Expands the shareholder base. Many small or beginning investors start by investing in small amounts. If they have only $1,000 to invest, their entire investment would nearly be eaten up by one share of Alphabet (GOOG) - though not for much longer. Additionally, although illogical, it can be a very difficult psychological barrier for a new investor to spend large per-share amounts on a stock. By keeping share prices at reasonable levels, companies encourage investment by even the smallest market entrants.
Makes portfolio management easier. It is a pretty common activity in portfolio management to rebalance positions or to sell a portion of one investment to fund a new one. High per-share prices make this more difficult, as you are dealing with larger chunks of your portfolio with each share.
Makes put selling options possible. A popular and relatively safe options strategy involves selling puts to enter a position. The problem is that most brokers require you to have the full amount in cash to purchase shares if you get put. Each options contract represents 100 shares, so if you wanted to sell a put on Priceline (a $1,300/share stock), you would need a cool $130,000 in cash on hand! On the other hand, if Priceline were to do a 100-for-1 split to $13/share, you would only need $1,300 for each contract - a much more realistic scenario.
They typically outperform the market over the next several years. In a study performed by David Ikenberry of Rice University, he found that stock splits substantially outperformed the market over both 1 and 3 year periods from the date of the split. What better beneficial reason could an investor want?
Apple's most recent split took place on August 28th, 2020, which they announced on July 30th. Between the opening of the market on July 31st and the first trading day after the split August 29th 2020, Apple rose by over 34%. During this time the market (S&P 500 was up a little over 7%)
Nvidia announced their most recent stock split on May 21st, and underwent their split on July 20th. Between the opening of the market on May 22nd, and the opening of the market on split day (July 20), Nvidia's stock price increased by over 25%. During this time the market went up by a little over 8%.

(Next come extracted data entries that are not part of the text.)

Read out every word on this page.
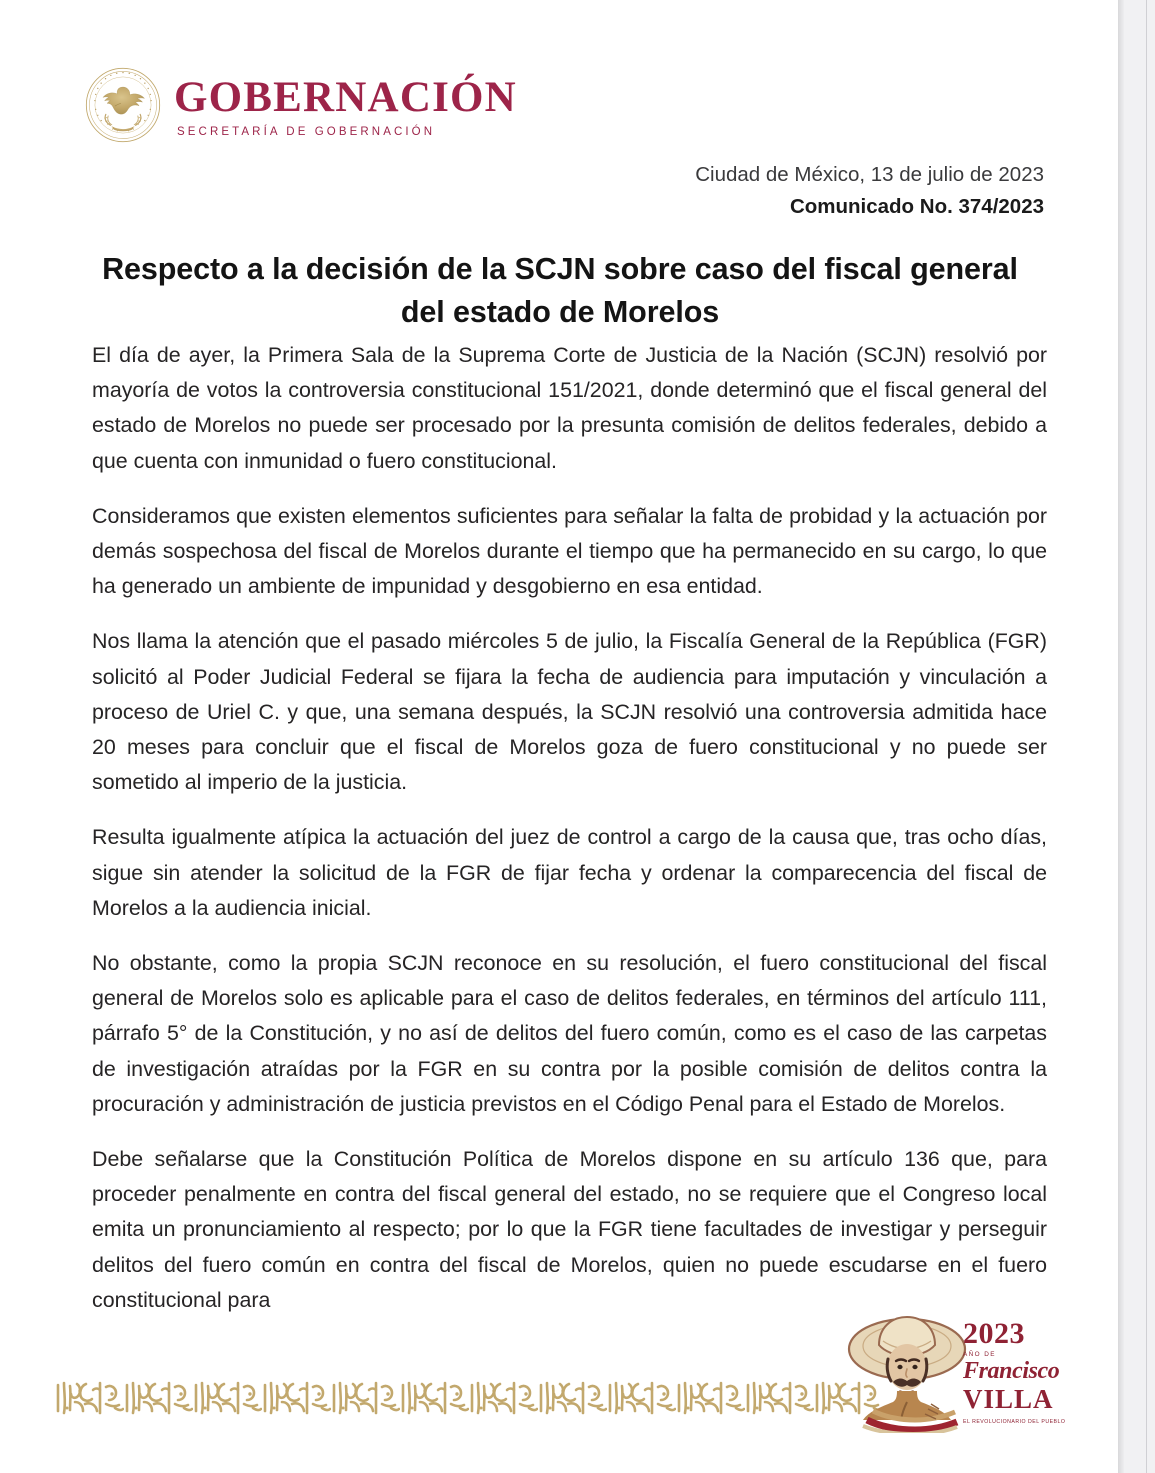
GOBERNACIÓN
SECRETARÍA DE GOBERNACIÓN
Ciudad de México, 13 de julio de 2023
Comunicado No. 374/2023
Respecto a la decisión de la SCJN sobre caso del fiscal general del estado de Morelos

El día de ayer, la Primera Sala de la Suprema Corte de Justicia de la Nación (SCJN) resolvió por mayoría de votos la controversia constitucional 151/2021, donde determinó que el fiscal general del estado de Morelos no puede ser procesado por la presunta comisión de delitos federales, debido a que cuenta con inmunidad o fuero constitucional.

Consideramos que existen elementos suficientes para señalar la falta de probidad y la actuación por demás sospechosa del fiscal de Morelos durante el tiempo que ha permanecido en su cargo, lo que ha generado un ambiente de impunidad y desgobierno en esa entidad.

Nos llama la atención que el pasado miércoles 5 de julio, la Fiscalía General de la República (FGR) solicitó al Poder Judicial Federal se fijara la fecha de audiencia para imputación y vinculación a proceso de Uriel C. y que, una semana después, la SCJN resolvió una controversia admitida hace 20 meses para concluir que el fiscal de Morelos goza de fuero constitucional y no puede ser sometido al imperio de la justicia.

Resulta igualmente atípica la actuación del juez de control a cargo de la causa que, tras ocho días, sigue sin atender la solicitud de la FGR de fijar fecha y ordenar la comparecencia del fiscal de Morelos a la audiencia inicial.

No obstante, como la propia SCJN reconoce en su resolución, el fuero constitucional del fiscal general de Morelos solo es aplicable para el caso de delitos federales, en términos del artículo 111, párrafo 5° de la Constitución, y no así de delitos del fuero común, como es el caso de las carpetas de investigación atraídas por la FGR en su contra por la posible comisión de delitos contra la procuración y administración de justicia previstos en el Código Penal para el Estado de Morelos.

Debe señalarse que la Constitución Política de Morelos dispone en su artículo 136 que, para proceder penalmente en contra del fiscal general del estado, no se requiere que el Congreso local emita un pronunciamiento al respecto; por lo que la FGR tiene facultades de investigar y perseguir delitos del fuero común en contra del fiscal de Morelos, quien no puede escudarse en el fuero constitucional para

2023
AÑO DE
Francisco
VILLA
EL REVOLUCIONARIO DEL PUEBLO
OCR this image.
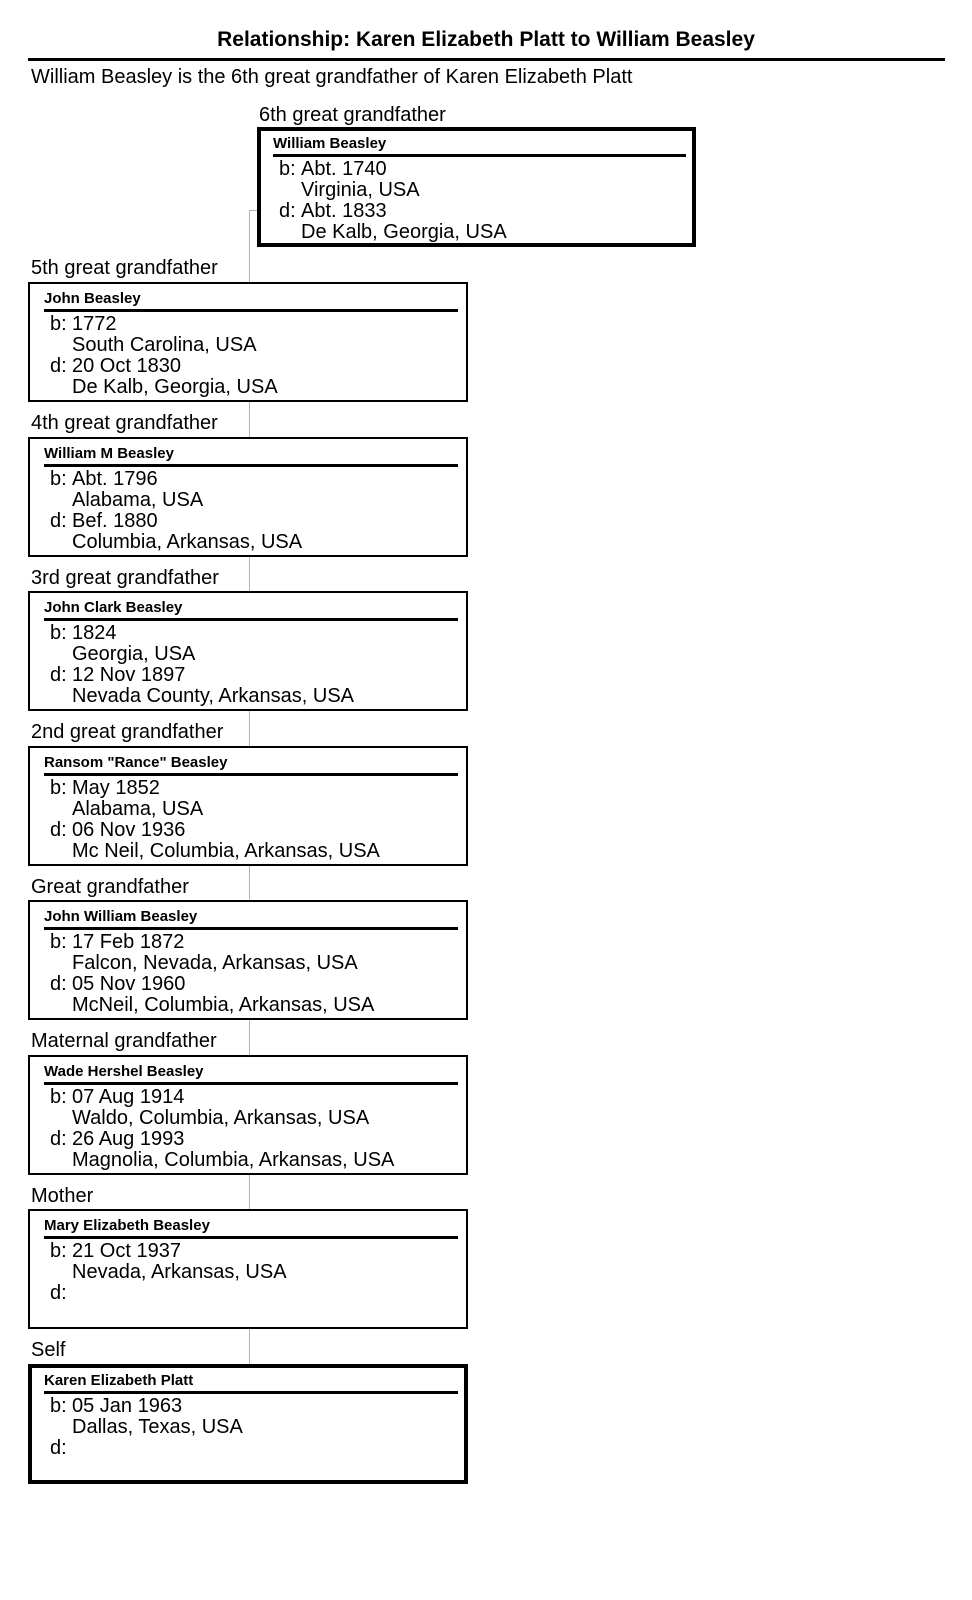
Relationship: Karen Elizabeth Platt to William Beasley
William Beasley is the 6th great grandfather of Karen Elizabeth Platt
6th great grandfather
William Beasley
b: Abt. 1740
Virginia, USA
d: Abt. 1833
De Kalb, Georgia, USA
5th great grandfather
John Beasley
b: 1772
South Carolina, USA
d: 20 Oct 1830
De Kalb, Georgia, USA
4th great grandfather
William M Beasley
b: Abt. 1796
Alabama, USA
d: Bef. 1880
Columbia, Arkansas, USA
3rd great grandfather
John Clark Beasley
b: 1824
Georgia, USA
d: 12 Nov 1897
Nevada County, Arkansas, USA
2nd great grandfather
Ransom "Rance" Beasley
b: May 1852
Alabama, USA
d: 06 Nov 1936
Mc Neil, Columbia, Arkansas, USA
Great grandfather
John William Beasley
b: 17 Feb 1872
Falcon, Nevada, Arkansas, USA
d: 05 Nov 1960
McNeil, Columbia, Arkansas, USA
Maternal grandfather
Wade Hershel Beasley
b: 07 Aug 1914
Waldo, Columbia, Arkansas, USA
d: 26 Aug 1993
Magnolia, Columbia, Arkansas, USA
Mother
Mary Elizabeth Beasley
b: 21 Oct 1937
Nevada, Arkansas, USA
d:
Self
Karen Elizabeth Platt
b: 05 Jan 1963
Dallas, Texas, USA
d:
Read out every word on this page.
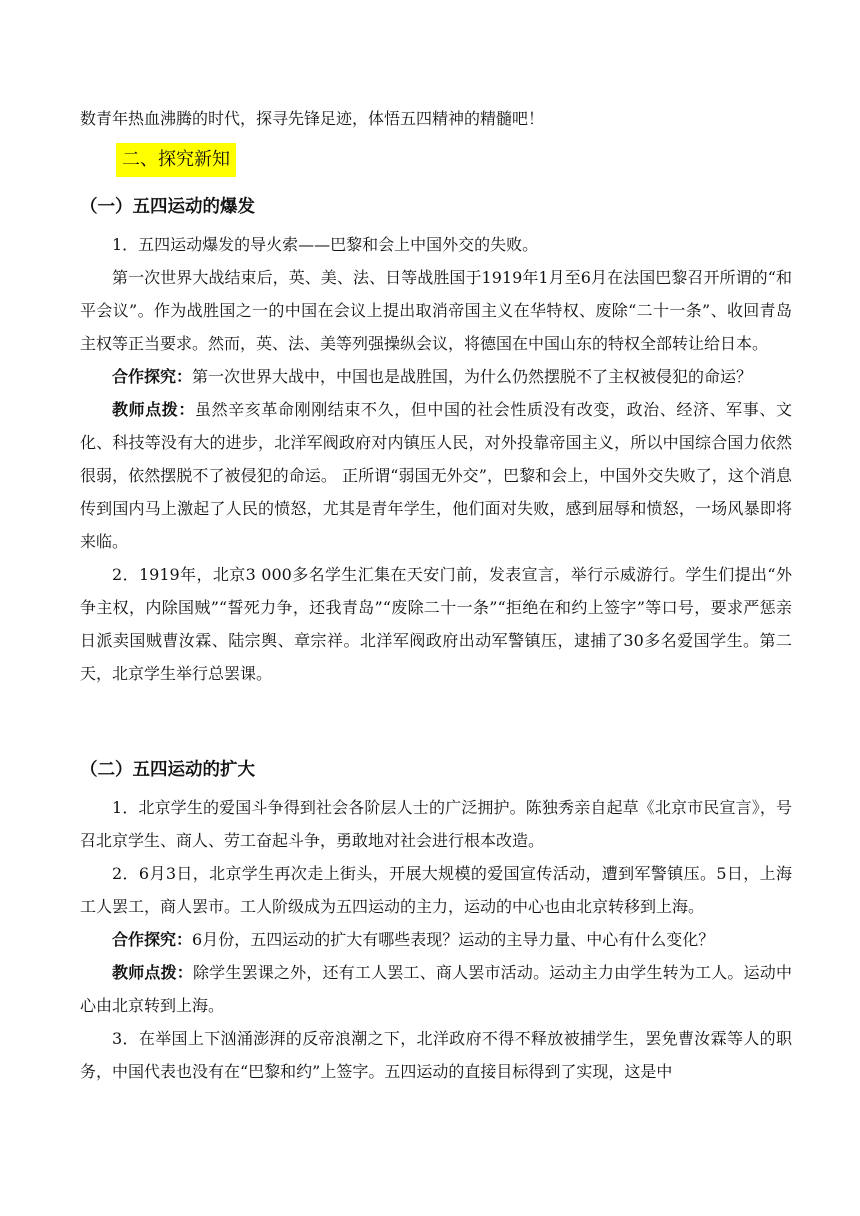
数青年热血沸腾的时代，探寻先锋足迹，体悟五四精神的精髓吧！

二、探究新知
（一）五四运动的爆发

1．五四运动爆发的导火索——巴黎和会上中国外交的失败。

第一次世界大战结束后，英、美、法、日等战胜国于1919年1月至6月在法国巴黎召开所谓的“和平会议”。作为战胜国之一的中国在会议上提出取消帝国主义在华特权、废除“二十一条”、收回青岛主权等正当要求。然而，英、法、美等列强操纵会议，将德国在中国山东的特权全部转让给日本。

合作探究：第一次世界大战中，中国也是战胜国，为什么仍然摆脱不了主权被侵犯的命运？

教师点拨：虽然辛亥革命刚刚结束不久，但中国的社会性质没有改变，政治、经济、军事、文化、科技等没有大的进步，北洋军阀政府对内镇压人民，对外投靠帝国主义，所以中国综合国力依然很弱，依然摆脱不了被侵犯的命运。 正所谓“弱国无外交”，巴黎和会上，中国外交失败了，这个消息传到国内马上激起了人民的愤怒，尤其是青年学生，他们面对失败，感到屈辱和愤怒，一场风暴即将来临。

2．1919年，北京3 000多名学生汇集在天安门前，发表宣言，举行示威游行。学生们提出“外争主权，内除国贼”“誓死力争，还我青岛”“废除二十一条”“拒绝在和约上签字”等口号，要求严惩亲日派卖国贼曹汝霖、陆宗舆、章宗祥。北洋军阀政府出动军警镇压，逮捕了30多名爱国学生。第二天，北京学生举行总罢课。

（二）五四运动的扩大

1．北京学生的爱国斗争得到社会各阶层人士的广泛拥护。陈独秀亲自起草《北京市民宣言》，号召北京学生、商人、劳工奋起斗争，勇敢地对社会进行根本改造。

2．6月3日，北京学生再次走上街头，开展大规模的爱国宣传活动，遭到军警镇压。5日，上海工人罢工，商人罢市。工人阶级成为五四运动的主力，运动的中心也由北京转移到上海。

合作探究：6月份，五四运动的扩大有哪些表现？运动的主导力量、中心有什么变化？

教师点拨：除学生罢课之外，还有工人罢工、商人罢市活动。运动主力由学生转为工人。运动中心由北京转到上海。

3．在举国上下汹涌澎湃的反帝浪潮之下，北洋政府不得不释放被捕学生，罢免曹汝霖等人的职务，中国代表也没有在“巴黎和约”上签字。五四运动的直接目标得到了实现，这是中
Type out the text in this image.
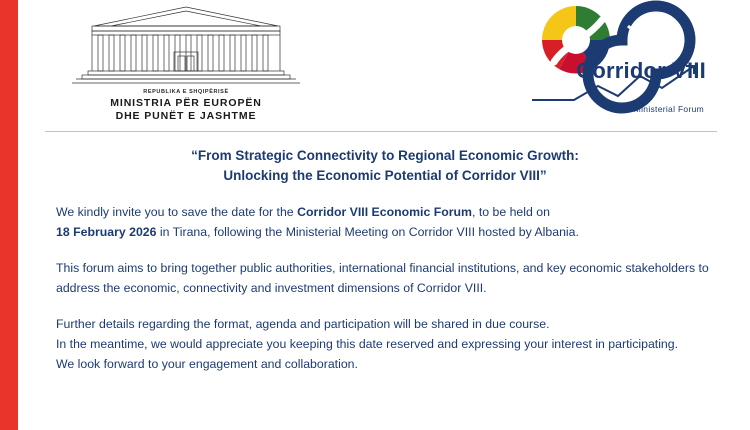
REPUBLIKA E SHQIPËRISË
MINISTRIA PËR EUROPËN
DHE PUNËT E JASHTME
Corridor VIII
Ministerial Forum
“From Strategic Connectivity to Regional Economic Growth:
Unlocking the Economic Potential of Corridor VIII”

We kindly invite you to save the date for the Corridor VIII Economic Forum, to be held on
18 February 2026 in Tirana, following the Ministerial Meeting on Corridor VIII hosted by Albania.

This forum aims to bring together public authorities, international financial institutions, and key economic stakeholders to address the economic, connectivity and investment dimensions of Corridor VIII.

Further details regarding the format, agenda and participation will be shared in due course.
In the meantime, we would appreciate you keeping this date reserved and expressing your interest in participating.
We look forward to your engagement and collaboration.
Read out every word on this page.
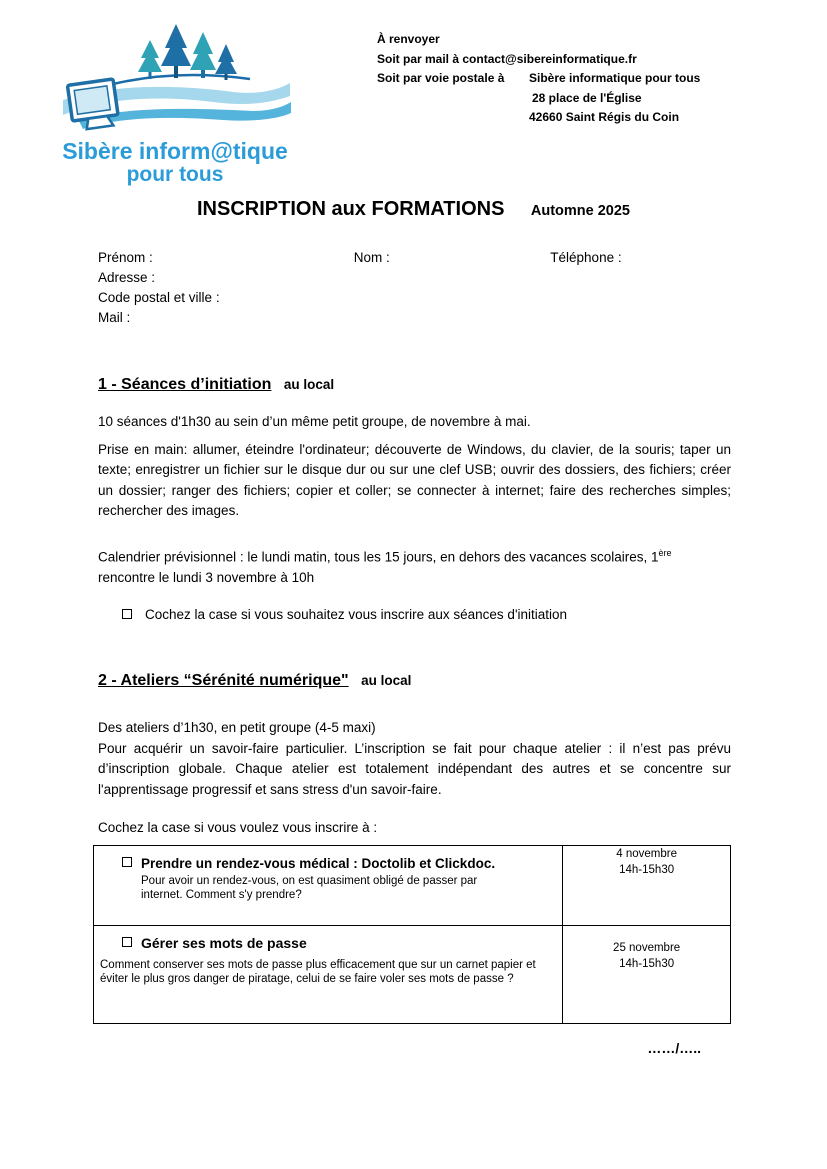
Sibère inform@tique
pour tous
À renvoyer
Soit par mail à contact@sibereinformatique.fr
Soit par voie postale à	Sibère informatique pour tous
28 place de l'Église
42660 Saint Régis du Coin
INSCRIPTION aux FORMATIONS Automne 2025
Prénom :	Nom :	Téléphone :
Adresse :
Code postal et ville :
Mail :
1 - Séances d’initiation au local

10 séances d'1h30 au sein d’un même petit groupe, de novembre à mai.

Prise en main: allumer, éteindre l'ordinateur; découverte de Windows, du clavier, de la souris; taper un texte; enregistrer un fichier sur le disque dur ou sur une clef USB; ouvrir des dossiers, des fichiers; créer un dossier; ranger des fichiers; copier et coller; se connecter à internet; faire des recherches simples; rechercher des images.

Calendrier prévisionnel : le lundi matin, tous les 15 jours, en dehors des vacances scolaires, 1ère rencontre le lundi 3 novembre à 10h

Cochez la case si vous souhaitez vous inscrire aux séances d'initiation
2 - Ateliers “Sérénité numérique" au local

Des ateliers d’1h30, en petit groupe (4-5 maxi)

Pour acquérir un savoir-faire particulier. L’inscription se fait pour chaque atelier : il n’est pas prévu d’inscription globale. Chaque atelier est totalement indépendant des autres et se concentre sur l'apprentissage progressif et sans stress d'un savoir-faire.

Cochez la case si vous voulez vous inscrire à :

Prendre un rendez-vous médical : Doctolib et Clickdoc.
Pour avoir un rendez-vous, on est quasiment obligé de passer par internet. Comment s'y prendre?

4 novembre
14h-15h30

Gérer ses mots de passe
Comment conserver ses mots de passe plus efficacement que sur un carnet papier et éviter le plus gros danger de piratage, celui de se faire voler ses mots de passe ?

25 novembre
14h-15h30
……/…..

Tesla announced their split on August 11th, which took place on August 28th. Between the open on August 12th and the open on August 28th, TSLA shares rose by over 52%. During this time the market went up by a little over 4%.
Credit to Jackson Dalton analysis of recent stock splits source
Over the past couple of years, there have only been 3 major US tech companies to undergo a stock split, and all of their splits have either been 4:1 or 5:1, but nothing similar to a 20:1 split. Furthermore, all of the splits mentioned above have split within 2 months of their announcement If we look at the performance of the above stocks after their split, we can see that the shorter the timeframe between the announcement and the split, the higher the return was. Additionally, we can see that NVDA took the longest, and experienced a large sell off weeks before their split.
All 3 of these stock splits experienced massive growth between their announcement and their actual stock split. The returns on these splits have ranged from 25-52%. Applying this logic to AMZN stock, we can estimate that their price will range between $4,000-6,000 on a pre-split adjusted basis.
With a 1 year price target for AMZN of $4,200 this range is reasonable. It will remain to be seen how it perform in the long term, but given the historical precedent of recent splits and a breakdown of why share splits are good for shareholder, now might be a good time to consider investing in Amazon if you haven't already.